Real Estate Fund Acquires Entire Community Of 146 Single-Family Homes In Jacksonville, FL

Goldman Sachs-backed firms buy entire Florida community for $45 million

Investors have always existed but this is still something unique. A bigger and new hunger for single-family housing. According to a report published in June by the Harvard Joint Center for Housing Studies, a record 28% of single-family homes were purchased by investors in the first quarter of 2022.

So this scorching market comes from legitimate and high demand. Now with rates going up there are many who hope things will cool down. But what does that look like? Will it happen? This is where the crystal ball gets murky.

While this might not be a 2008 it could be a repeat of the 1970s. Below is a chart showing the inflation rate and home prices from 1973 to 1982.

The last time the government went crazy printing money (inflation) was in the 70s. Home values still went up every. single. year. Even when mortgage interest rates were 16-18%. Even when we had two back-to-back recessions in the early 80s. Prices continued to rise. Also, let me define prices a little bit, List prices are what sellers wish they could get, and those prices will start coming down-but home values-their actual worth and actual selling prices-aren't-instead they are still going slowly up.

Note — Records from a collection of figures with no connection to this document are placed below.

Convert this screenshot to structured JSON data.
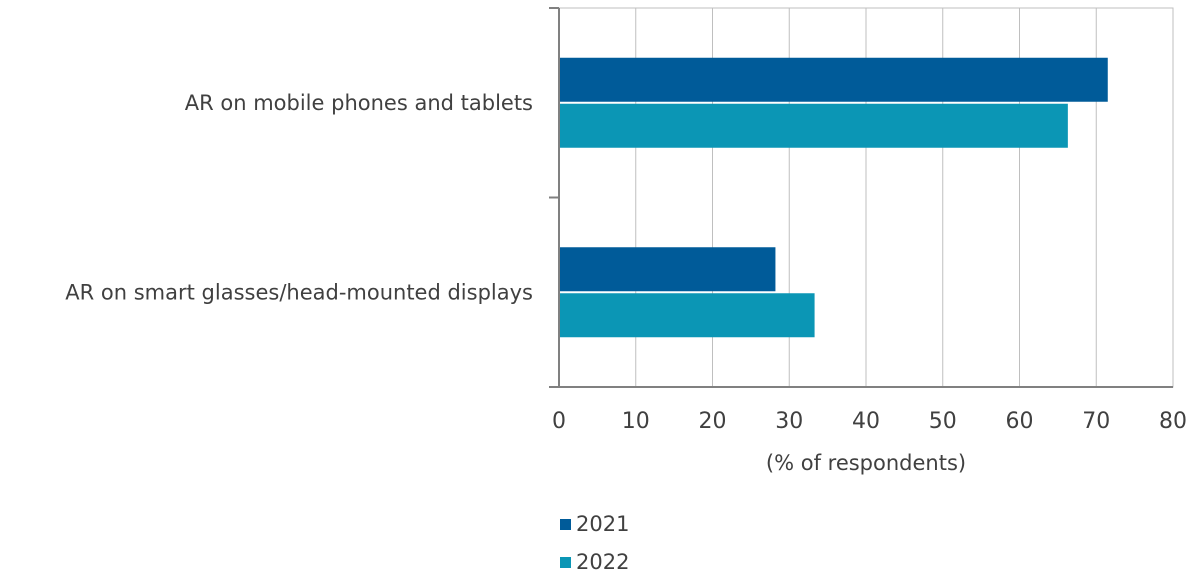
{
  "chart_data": {
    "type": "bar",
    "orientation": "horizontal",
    "categories": [
      "AR on mobile phones and tablets",
      "AR on smart glasses/head-mounted displays"
    ],
    "series": [
      {
        "name": "2021",
        "color": "#005B99",
        "values": [
          71.5,
          28.2
        ]
      },
      {
        "name": "2022",
        "color": "#0B96B5",
        "values": [
          66.3,
          33.3
        ]
      }
    ],
    "xlabel": "(% of respondents)",
    "ylabel": "",
    "xlim": [
      0,
      80
    ],
    "xticks": [
      0,
      10,
      20,
      30,
      40,
      50,
      60,
      70,
      80
    ],
    "grid": "vertical",
    "legend_position": "bottom"
  }
}
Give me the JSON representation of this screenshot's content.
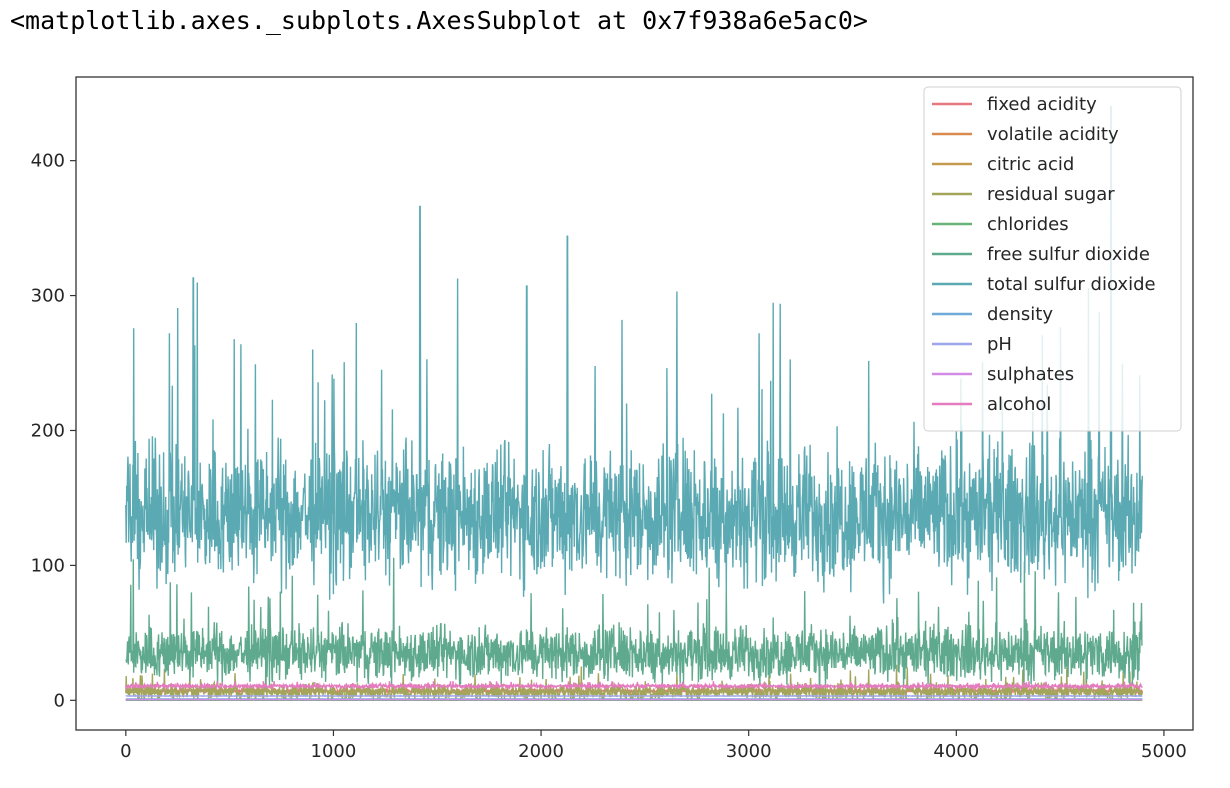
{
  "output_repr": "<matplotlib.axes._subplots.AxesSubplot at 0x7f938a6e5ac0>",
  "chart_data": {
    "type": "line",
    "title": "",
    "xlabel": "",
    "ylabel": "",
    "xlim": [
      -240,
      5140
    ],
    "ylim": [
      -22,
      462
    ],
    "xticks": [
      0,
      1000,
      2000,
      3000,
      4000,
      5000
    ],
    "xtick_labels": [
      "0",
      "1000",
      "2000",
      "3000",
      "4000",
      "5000"
    ],
    "yticks": [
      0,
      100,
      200,
      300,
      400
    ],
    "ytick_labels": [
      "0",
      "100",
      "200",
      "300",
      "400"
    ],
    "n_points": 4898,
    "legend_position": "upper right",
    "grid": false,
    "series": [
      {
        "name": "fixed acidity",
        "color": "#e8787f",
        "base": 6.9,
        "spread": 0.8,
        "min": 3.8,
        "max": 14.2
      },
      {
        "name": "volatile acidity",
        "color": "#d98a4e",
        "base": 0.28,
        "spread": 0.1,
        "min": 0.08,
        "max": 1.1
      },
      {
        "name": "citric acid",
        "color": "#c49a4e",
        "base": 0.33,
        "spread": 0.12,
        "min": 0.0,
        "max": 1.66
      },
      {
        "name": "residual sugar",
        "color": "#a3a65a",
        "base": 6.4,
        "spread": 5.0,
        "min": 0.6,
        "max": 65.8
      },
      {
        "name": "chlorides",
        "color": "#6bb277",
        "base": 0.046,
        "spread": 0.02,
        "min": 0.009,
        "max": 0.346
      },
      {
        "name": "free sulfur dioxide",
        "color": "#5faa8e",
        "base": 35,
        "spread": 17,
        "min": 2,
        "max": 289
      },
      {
        "name": "total sulfur dioxide",
        "color": "#5ba9b2",
        "base": 138,
        "spread": 42,
        "min": 9,
        "max": 440
      },
      {
        "name": "density",
        "color": "#6fa9d8",
        "base": 0.994,
        "spread": 0.003,
        "min": 0.987,
        "max": 1.039
      },
      {
        "name": "pH",
        "color": "#9ea6ea",
        "base": 3.19,
        "spread": 0.15,
        "min": 2.72,
        "max": 3.82
      },
      {
        "name": "sulphates",
        "color": "#d48be6",
        "base": 0.49,
        "spread": 0.11,
        "min": 0.22,
        "max": 1.08
      },
      {
        "name": "alcohol",
        "color": "#e57bbf",
        "base": 10.5,
        "spread": 1.2,
        "min": 8.0,
        "max": 14.2
      }
    ],
    "spikes": [
      {
        "series": "total sulfur dioxide",
        "x": 325,
        "y": 313
      },
      {
        "series": "total sulfur dioxide",
        "x": 1417,
        "y": 366
      },
      {
        "series": "total sulfur dioxide",
        "x": 1931,
        "y": 307
      },
      {
        "series": "total sulfur dioxide",
        "x": 2127,
        "y": 344
      },
      {
        "series": "total sulfur dioxide",
        "x": 2654,
        "y": 303
      },
      {
        "series": "total sulfur dioxide",
        "x": 3050,
        "y": 272
      },
      {
        "series": "total sulfur dioxide",
        "x": 3152,
        "y": 294
      },
      {
        "series": "total sulfur dioxide",
        "x": 4745,
        "y": 440
      },
      {
        "series": "total sulfur dioxide",
        "x": 210,
        "y": 272
      },
      {
        "series": "total sulfur dioxide",
        "x": 2390,
        "y": 282
      }
    ]
  }
}
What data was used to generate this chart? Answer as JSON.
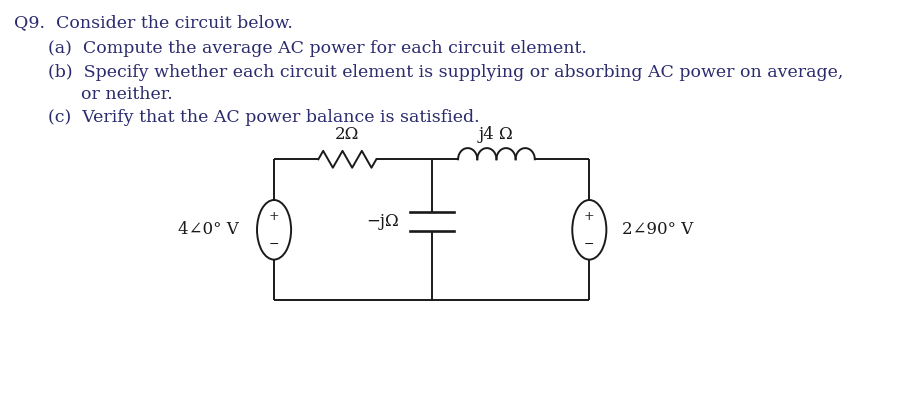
{
  "title_line1": "Q9.  Consider the circuit below.",
  "title_line2": "(a)  Compute the average AC power for each circuit element.",
  "title_line3": "(b)  Specify whether each circuit element is supplying or absorbing AC power on average,",
  "title_line4": "      or neither.",
  "title_line5": "(c)  Verify that the AC power balance is satisfied.",
  "bg_color": "#ffffff",
  "text_color": "#2b2b6e",
  "circuit_color": "#1a1a1a",
  "font_size": 12.5,
  "circuit_font_size": 12,
  "vs1_label": "4∠0° V",
  "vs2_label": "2∠90° V",
  "r_label": "2Ω",
  "c_label": "−jΩ",
  "l_label": "j4 Ω"
}
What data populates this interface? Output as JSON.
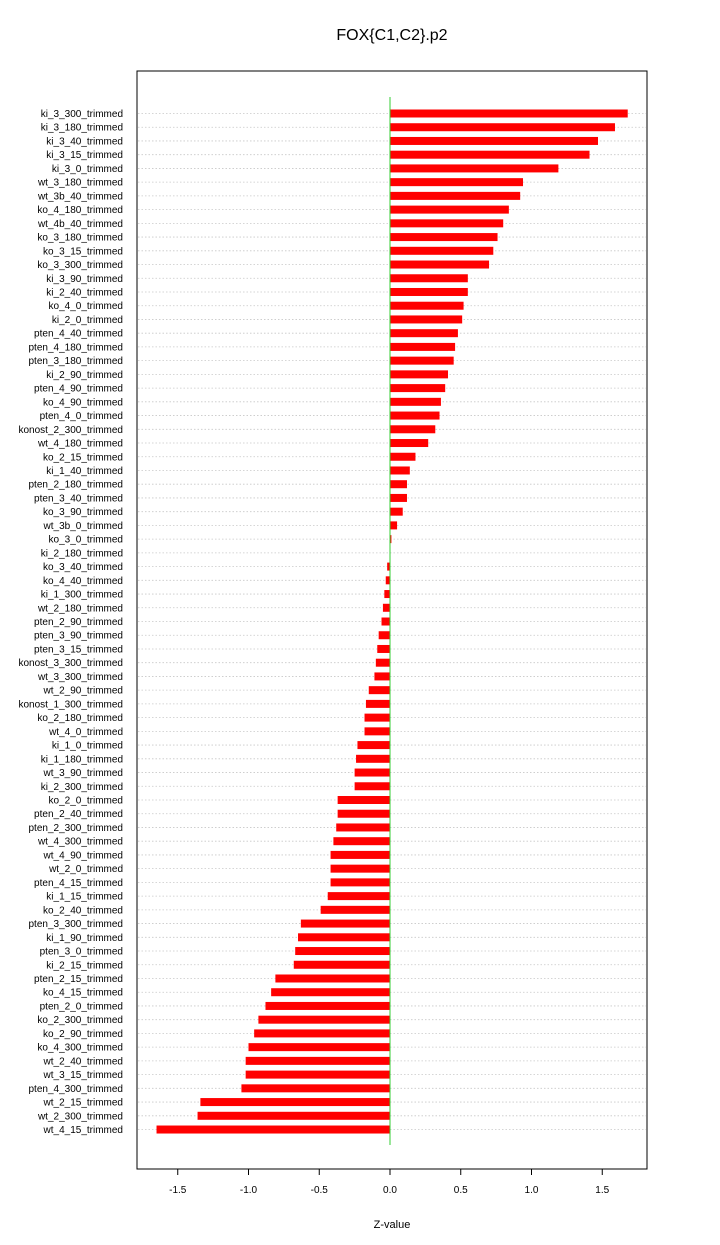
{
  "chart_data": {
    "type": "bar",
    "orientation": "horizontal",
    "title": "FOX{C1,C2}.p2",
    "xlabel": "Z-value",
    "ylabel": "",
    "xlim": [
      -1.8,
      1.8
    ],
    "x_ticks": [
      -1.5,
      -1.0,
      -0.5,
      0.0,
      0.5,
      1.0,
      1.5
    ],
    "x_tick_labels": [
      "-1.5",
      "-1.0",
      "-0.5",
      "0.0",
      "0.5",
      "1.0",
      "1.5"
    ],
    "grid": "horizontal dotted",
    "reference_line": 0,
    "colors": {
      "bar": "#ff0000",
      "reference_line": "#33cc33",
      "grid": "#c8c8c8",
      "frame": "#000000"
    },
    "categories": [
      "ki_3_300_trimmed",
      "ki_3_180_trimmed",
      "ki_3_40_trimmed",
      "ki_3_15_trimmed",
      "ki_3_0_trimmed",
      "wt_3_180_trimmed",
      "wt_3b_40_trimmed",
      "ko_4_180_trimmed",
      "wt_4b_40_trimmed",
      "ko_3_180_trimmed",
      "ko_3_15_trimmed",
      "ko_3_300_trimmed",
      "ki_3_90_trimmed",
      "ki_2_40_trimmed",
      "ko_4_0_trimmed",
      "ki_2_0_trimmed",
      "pten_4_40_trimmed",
      "pten_4_180_trimmed",
      "pten_3_180_trimmed",
      "ki_2_90_trimmed",
      "pten_4_90_trimmed",
      "ko_4_90_trimmed",
      "pten_4_0_trimmed",
      "konost_2_300_trimmed",
      "wt_4_180_trimmed",
      "ko_2_15_trimmed",
      "ki_1_40_trimmed",
      "pten_2_180_trimmed",
      "pten_3_40_trimmed",
      "ko_3_90_trimmed",
      "wt_3b_0_trimmed",
      "ko_3_0_trimmed",
      "ki_2_180_trimmed",
      "ko_3_40_trimmed",
      "ko_4_40_trimmed",
      "ki_1_300_trimmed",
      "wt_2_180_trimmed",
      "pten_2_90_trimmed",
      "pten_3_90_trimmed",
      "pten_3_15_trimmed",
      "konost_3_300_trimmed",
      "wt_3_300_trimmed",
      "wt_2_90_trimmed",
      "konost_1_300_trimmed",
      "ko_2_180_trimmed",
      "wt_4_0_trimmed",
      "ki_1_0_trimmed",
      "ki_1_180_trimmed",
      "wt_3_90_trimmed",
      "ki_2_300_trimmed",
      "ko_2_0_trimmed",
      "pten_2_40_trimmed",
      "pten_2_300_trimmed",
      "wt_4_300_trimmed",
      "wt_4_90_trimmed",
      "wt_2_0_trimmed",
      "pten_4_15_trimmed",
      "ki_1_15_trimmed",
      "ko_2_40_trimmed",
      "pten_3_300_trimmed",
      "ki_1_90_trimmed",
      "pten_3_0_trimmed",
      "ki_2_15_trimmed",
      "pten_2_15_trimmed",
      "ko_4_15_trimmed",
      "pten_2_0_trimmed",
      "ko_2_300_trimmed",
      "ko_2_90_trimmed",
      "ko_4_300_trimmed",
      "wt_2_40_trimmed",
      "wt_3_15_trimmed",
      "pten_4_300_trimmed",
      "wt_2_15_trimmed",
      "wt_2_300_trimmed",
      "wt_4_15_trimmed"
    ],
    "values": [
      1.68,
      1.59,
      1.47,
      1.41,
      1.19,
      0.94,
      0.92,
      0.84,
      0.8,
      0.76,
      0.73,
      0.7,
      0.55,
      0.55,
      0.52,
      0.51,
      0.48,
      0.46,
      0.45,
      0.41,
      0.39,
      0.36,
      0.35,
      0.32,
      0.27,
      0.18,
      0.14,
      0.12,
      0.12,
      0.09,
      0.05,
      0.01,
      0.0,
      -0.02,
      -0.03,
      -0.04,
      -0.05,
      -0.06,
      -0.08,
      -0.09,
      -0.1,
      -0.11,
      -0.15,
      -0.17,
      -0.18,
      -0.18,
      -0.23,
      -0.24,
      -0.25,
      -0.25,
      -0.37,
      -0.37,
      -0.38,
      -0.4,
      -0.42,
      -0.42,
      -0.42,
      -0.44,
      -0.49,
      -0.63,
      -0.65,
      -0.67,
      -0.68,
      -0.81,
      -0.84,
      -0.88,
      -0.93,
      -0.96,
      -1.0,
      -1.02,
      -1.02,
      -1.05,
      -1.34,
      -1.36,
      -1.65
    ]
  }
}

Meanwhile, a lot of economists are forecasting a recession, while some say we are already in one, and others are more hopeful. A recession slows down the "economic activity" across the economy but guess what...

“If we look back at the last six recessions, mortgage rates ended up coming down — because that is exactly what happens to mortgage rates during a recession — and home values held the line or slightly increased in value. As an asset class, real estate historically has been very protected and performed strongly during recessionary and inflationary periods.”

-- Mortgage Expert Arjun Dhingra

Check out the podcast episode "What a Recession means for Housing Prices and the Housing Market": https://themortgagereports.com/92940/recession-housing-market-2022-podcast

For even more information and for the source of this fantastic graph, check out "Recession, Interest Rates, and Real Estate" article on the mortgage specialists page.

So I don't have a crystal ball, and there are still so many other factors that could make this a truly fascinating ride (the war in Ukraine, for example) but as of right now I'd say, yes, it's still worth it to purchase a home. Is it worth it to sell? Yes, inventory is still low and demand is high.